To be even more specific, this is the way SQLAlchemy does it. You could have something like this:

```

from models import Contact

def fn():

  ...

  # doesn't evaluate; could trivially be done as Contact[Contact.name == 'John']
  filtered_contact_exp = Contact.filter(Contact.name == 'John')
  # actually evaluates
  filtered_contacts = filtered_contact_exp.all()
  return filtered_contacts
```

And SQLAlchemy knows not to actually trigger the evaluation until you do something like `.all()`. Why not adopt this kind of pattern with Polars?

> Does anyone else find the Polars syntax kind of clunky and ambiguous?

I’ve used pandas a lot, but I’ve come to the opposite conclusion.

In my experience, these pandas expressions end up being bracket soup, and become increasingly fragile to hold in your head while you try and figure out just which n rows and columns you’re looking at.

Couple that with pandas opaqueness around copy-vs-view and the blurring of lines between API’s for selection, vs API’s for mutation and you get an unpleasant experience.

This particular pandas example is simpler, but it doesn’t take much IME for pandas df’s to end up far more unreadable.

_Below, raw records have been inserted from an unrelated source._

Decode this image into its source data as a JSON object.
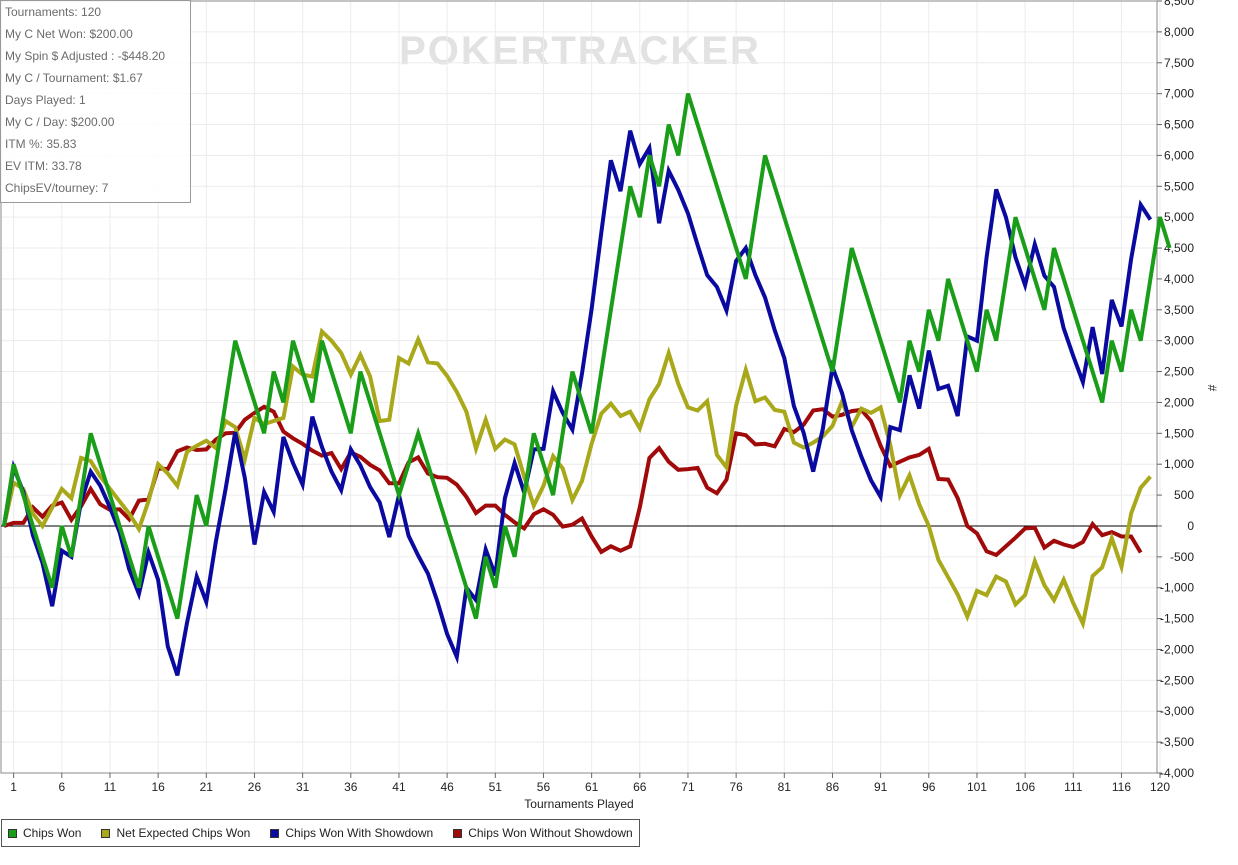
{
  "stats": [
    "Tournaments: 120",
    "My C Net Won: $200.00",
    "My Spin $ Adjusted : -$448.20",
    "My C / Tournament: $1.67",
    "Days Played: 1",
    "My C / Day: $200.00",
    "ITM %: 35.83",
    "EV ITM: 33.78",
    "ChipsEV/tourney: 7"
  ],
  "watermark": "POKERTRACKER",
  "legend": [
    {
      "name": "Chips Won",
      "color": "#1a9e1a"
    },
    {
      "name": "Net Expected Chips Won",
      "color": "#a8a81a"
    },
    {
      "name": "Chips Won With Showdown",
      "color": "#0a0aa0"
    },
    {
      "name": "Chips Won Without Showdown",
      "color": "#a00a0a"
    }
  ],
  "chart_data": {
    "type": "line",
    "xlabel": "Tournaments Played",
    "ylabel": "#",
    "xlim": [
      0,
      120
    ],
    "ylim": [
      -4000,
      8500
    ],
    "x_ticks": [
      1,
      6,
      11,
      16,
      21,
      26,
      31,
      36,
      41,
      46,
      51,
      56,
      61,
      66,
      71,
      76,
      81,
      86,
      91,
      96,
      101,
      106,
      111,
      116,
      120
    ],
    "y_ticks": [
      -4000,
      -3500,
      -3000,
      -2500,
      -2000,
      -1500,
      -1000,
      -500,
      0,
      500,
      1000,
      1500,
      2000,
      2500,
      3000,
      3500,
      4000,
      4500,
      5000,
      5500,
      6000,
      6500,
      7000,
      7500,
      8000,
      8500
    ],
    "y_tick_labels": [
      "-4,000",
      "-3,500",
      "-3,000",
      "-2,500",
      "-2,000",
      "-1,500",
      "-1,000",
      "-500",
      "0",
      "500",
      "1,000",
      "1,500",
      "2,000",
      "2,500",
      "3,000",
      "3,500",
      "4,000",
      "4,500",
      "5,000",
      "5,500",
      "6,000",
      "6,500",
      "7,000",
      "7,500",
      "8,000",
      "8,500"
    ],
    "grid": true,
    "legend_position": "bottom-left",
    "series": [
      {
        "name": "Chips Won",
        "color": "#1a9e1a",
        "values": [
          0,
          1000,
          500,
          0,
          -500,
          -1000,
          0,
          -500,
          500,
          1500,
          1000,
          500,
          0,
          -500,
          -1000,
          0,
          -500,
          -1000,
          -1500,
          -500,
          500,
          0,
          1000,
          2000,
          3000,
          2500,
          2000,
          1500,
          2500,
          2000,
          3000,
          2500,
          2000,
          3000,
          2500,
          2000,
          1500,
          2500,
          2000,
          1500,
          1000,
          500,
          1000,
          1500,
          1000,
          500,
          0,
          -500,
          -1000,
          -1500,
          -500,
          -1000,
          0,
          -500,
          500,
          1500,
          1000,
          500,
          1500,
          2500,
          2000,
          1500,
          2500,
          3500,
          4500,
          5500,
          5000,
          6000,
          5500,
          6500,
          6000,
          7000,
          6500,
          6000,
          5500,
          5000,
          4500,
          4000,
          5000,
          6000,
          5500,
          5000,
          4500,
          4000,
          3500,
          3000,
          2500,
          3500,
          4500,
          4000,
          3500,
          3000,
          2500,
          2000,
          3000,
          2500,
          3500,
          3000,
          4000,
          3500,
          3000,
          2500,
          3500,
          3000,
          4000,
          5000,
          4500,
          4000,
          3500,
          4500,
          4000,
          3500,
          3000,
          2500,
          2000,
          3000,
          2500,
          3500,
          3000,
          4000,
          5000,
          4500
        ]
      },
      {
        "name": "Net Expected Chips Won",
        "color": "#a8a81a",
        "values": [
          0,
          700,
          600,
          200,
          0,
          300,
          600,
          450,
          1100,
          1050,
          800,
          600,
          400,
          200,
          -50,
          400,
          1000,
          850,
          650,
          1200,
          1300,
          1380,
          1260,
          1700,
          1600,
          1080,
          1750,
          1650,
          1700,
          1750,
          2580,
          2450,
          2420,
          3150,
          3000,
          2800,
          2450,
          2770,
          2420,
          1700,
          1720,
          2720,
          2630,
          3020,
          2650,
          2630,
          2430,
          2170,
          1850,
          1250,
          1720,
          1250,
          1400,
          1320,
          800,
          330,
          650,
          1130,
          930,
          420,
          730,
          1330,
          1820,
          1980,
          1780,
          1850,
          1580,
          2050,
          2300,
          2800,
          2300,
          1920,
          1870,
          2020,
          1150,
          950,
          1950,
          2530,
          2020,
          2080,
          1880,
          1850,
          1350,
          1270,
          1350,
          1450,
          1620,
          2020,
          1600,
          1900,
          1830,
          1920,
          1310,
          500,
          820,
          350,
          0,
          -550,
          -830,
          -1110,
          -1470,
          -1050,
          -1120,
          -820,
          -900,
          -1270,
          -1120,
          -570,
          -960,
          -1200,
          -870,
          -1250,
          -1580,
          -810,
          -670,
          -200,
          -660,
          200,
          620,
          800
        ]
      },
      {
        "name": "Chips Won With Showdown",
        "color": "#0a0aa0",
        "values": [
          0,
          950,
          550,
          -150,
          -600,
          -1300,
          -400,
          -500,
          400,
          880,
          650,
          300,
          -100,
          -700,
          -1100,
          -430,
          -870,
          -1950,
          -2420,
          -1570,
          -820,
          -1230,
          -250,
          600,
          1520,
          780,
          -300,
          550,
          230,
          1440,
          1020,
          670,
          1770,
          1280,
          880,
          580,
          1240,
          980,
          630,
          380,
          -180,
          500,
          -160,
          -480,
          -770,
          -1230,
          -1750,
          -2120,
          -1000,
          -1200,
          -380,
          -800,
          450,
          1020,
          540,
          1240,
          1250,
          2180,
          1830,
          1560,
          2470,
          3510,
          4750,
          5920,
          5420,
          6400,
          5860,
          6120,
          4900,
          5750,
          5440,
          5060,
          4550,
          4060,
          3870,
          3490,
          4290,
          4500,
          4060,
          3700,
          3170,
          2720,
          1940,
          1510,
          880,
          1570,
          2570,
          2150,
          1550,
          1120,
          740,
          470,
          1600,
          1550,
          2440,
          1900,
          2840,
          2220,
          2270,
          1780,
          3070,
          3000,
          4350,
          5450,
          5000,
          4350,
          3900,
          4560,
          4050,
          3870,
          3200,
          2750,
          2330,
          3220,
          2460,
          3660,
          3230,
          4320,
          5200,
          4960
        ]
      },
      {
        "name": "Chips Won Without Showdown",
        "color": "#a00a0a",
        "values": [
          0,
          50,
          50,
          300,
          150,
          330,
          380,
          100,
          320,
          600,
          350,
          260,
          270,
          110,
          410,
          430,
          930,
          920,
          1210,
          1270,
          1230,
          1240,
          1400,
          1500,
          1510,
          1720,
          1830,
          1930,
          1850,
          1530,
          1420,
          1330,
          1220,
          1140,
          1180,
          920,
          1190,
          1120,
          990,
          900,
          690,
          690,
          1030,
          1110,
          850,
          790,
          780,
          670,
          470,
          210,
          330,
          330,
          180,
          60,
          -40,
          190,
          270,
          180,
          -10,
          20,
          120,
          -170,
          -420,
          -330,
          -400,
          -330,
          300,
          1100,
          1260,
          1040,
          910,
          920,
          940,
          620,
          530,
          750,
          1500,
          1470,
          1320,
          1330,
          1290,
          1570,
          1520,
          1640,
          1870,
          1890,
          1770,
          1800,
          1860,
          1880,
          1700,
          1300,
          970,
          1040,
          1110,
          1150,
          1250,
          760,
          750,
          450,
          0,
          -120,
          -410,
          -470,
          -330,
          -190,
          -40,
          -30,
          -350,
          -240,
          -300,
          -340,
          -260,
          30,
          -150,
          -100,
          -170,
          -170,
          -430
        ]
      }
    ]
  }
}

I’ll gladly take polars saner API if it means I don’t have to play “data frame lisp bracket-matching” games ever again.

Started exploring machine learning in Python 6 months ago. Despite all the resources for learning Pandas I couldn't ever get to a point where it seemed coherent. It felt like a grab bag of tricks that accomplished various different jobs. Polars on the other hand felt really consistent and logical. Instead of having to google how to do so something in Pandas I could generally just figure out how to do it by combining the the simpler operations that Polars provides.
Yeah, tried Polars a couple of times: the API seems worse than Pandas to me too. eg the decision only to support autoincrementing integer indexes seems like it would make debugging "hmmm, that answer is wrong, what exactly did I select?" bugs much more annoying. Polars docs write "blazingly fast" all over them but I doubt that is a compelling point for people using single-node dataframe libraries. It isn't for me.

Modin (https://github.com/modin-project/modin) seems more promising at this point, particularly since a migration path for standing Pandas code is highly desirable.

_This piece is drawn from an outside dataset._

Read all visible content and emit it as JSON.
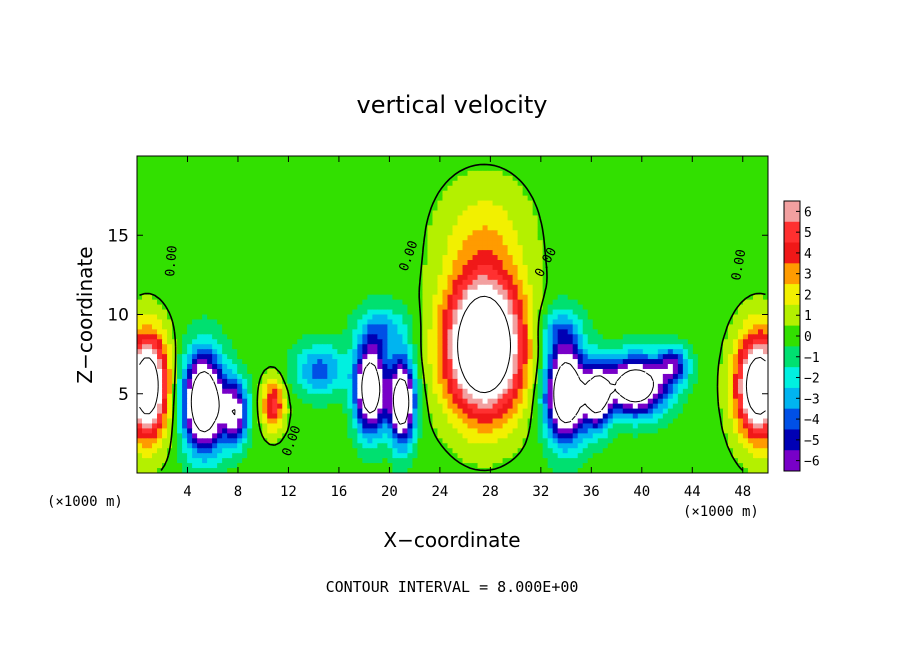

To me it seems both Pandas and Polars sacrifice API for performance, just using different approaches to achieve that performance and thus differently bad API. There's obviously some amount of tradeoff there and no shame in tilting in scale in one direction, though it would be refreshing to be upfront and honest to users about that.

Additionally, Pandas seems an organically grown API. These days with more experience and more data frame implementations to learn from, it should be possible to do better, something I only partially see when looking at Polars.